Tuesday, August 28, 2012

transitions

Today I said good-bye to my car of ten years, my little blue VW GTI. For nine of those years it was zippy and reliable and the best car you could imagine, and then this year I started having to pour money into it, and when it turned out that this latest repair would have cost far more than the car is worth, I decided it was time to let go.

I went to the garage on my lunch break, and cleaned the car out. The stuffed pear with spectacles, named ShakesPear, that was given to me in college and has traveled with me in various cars ever since. The sleeping bag I bought for the Moby-Dick marathon. My reusable grocery bags. CDs, and tapes even, since it had a tape deck which I still used. A couple hats and scarves. Masses of dog hair. Ten years of travel and freedom, of the open road and shouting along to music at the top of my lungs. And ten years of mundane errands, and scrapes acquired in parking lots, and little spark-shaped cracks in the windshield.

That little blue car took me to all my doctor's appointments last year, and to daily radiation for six weeks, cruising over the Tobin bridge at dawn on my way to getting better. It took me to Canada many times, to Vermont to be with family, to used bookstores all over the state just because I felt like driving on a brilliant fall Sunday. It was the car my younger brother, now an M.D., borrowed to drive up to New Hampshire for his med school interview. When I bought it, Claudio and I were still a couple years away from being engaged; last month it took me down to Plymouth for my first date with Berowne and got a parking ticket in Somerville when our second date lingered past the meter's limit.

It's been with me through getting sober, through my divorce, through the cancer. I drove it to my cousin's memorial service, and drove it several times to the annual fun run in memory of my aunt. I parked it at the local courthouse when we signed the papers on our house, and at that same courthouse when we got divorced. It has seen many tears and many slammed palms on the steering wheel; it has heard curse words without number. Its windshield wipers tended to stop working during rainstorms. The driver's side window fell into the door once, because that happens in VWs.
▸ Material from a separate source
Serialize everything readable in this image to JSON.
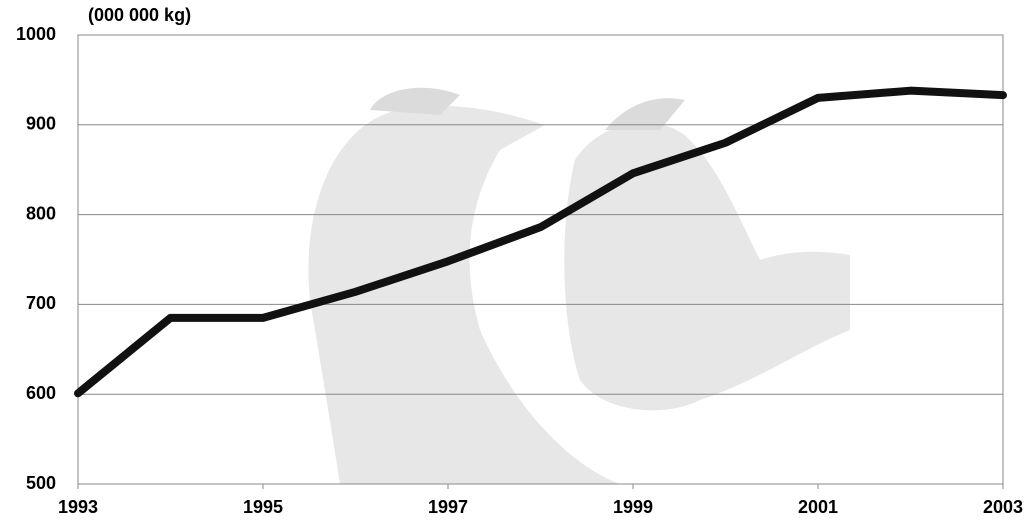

I loved that car, madly. But it was time to let go. Its life could have been prolonged, but it wasn't just the expense which made me decide not to take that route. When the engine died Sunday and I coasted to the side of the road, there was none of the "NO NO NO NOT NOW" sensation which had come to me every other time something went wrong. I was calm. Completely, bizarrely calm, despite the fact that I had to deal with this on my own, despite the fact that in three days I was planning to drive to Canada, despite the fact that my default state under the best of circumstances is High Anxiety. I just called the tow truck and dealt with it, calm as anything. And when I got the call from the garage with the bad news this morning, I wasn't surprised. You live with a car, day in and day out, for ten years, and you get to know it. I knew that it was done, on Sunday, and that it was time for me to let go.

So I cleaned it out, and piled everything into the rental car I'll be driving to Canada. I called Claudio and arranged to retrieve my other car from him when I return (both our "family" cars were under my name, so part of the minimal stress for me was knowing I had another car available, for which I am beyond grateful), and said good-bye.

I never gave it a name, or a gender. I'm not that type of person around cars. But I would pat it on the dashboard when it had done something particularly good, like make it up the hilly curve to my house in the snow, and I talked to it rather shamelessly. "Hey, little car," I'd say, getting into it after a hard day, "let's get out of here." And we'd go. 

There will be other cars, of course, and they will see me through other decisive transitions, and I will love them too. But tonight I'll be crying a bit, for a little blue car.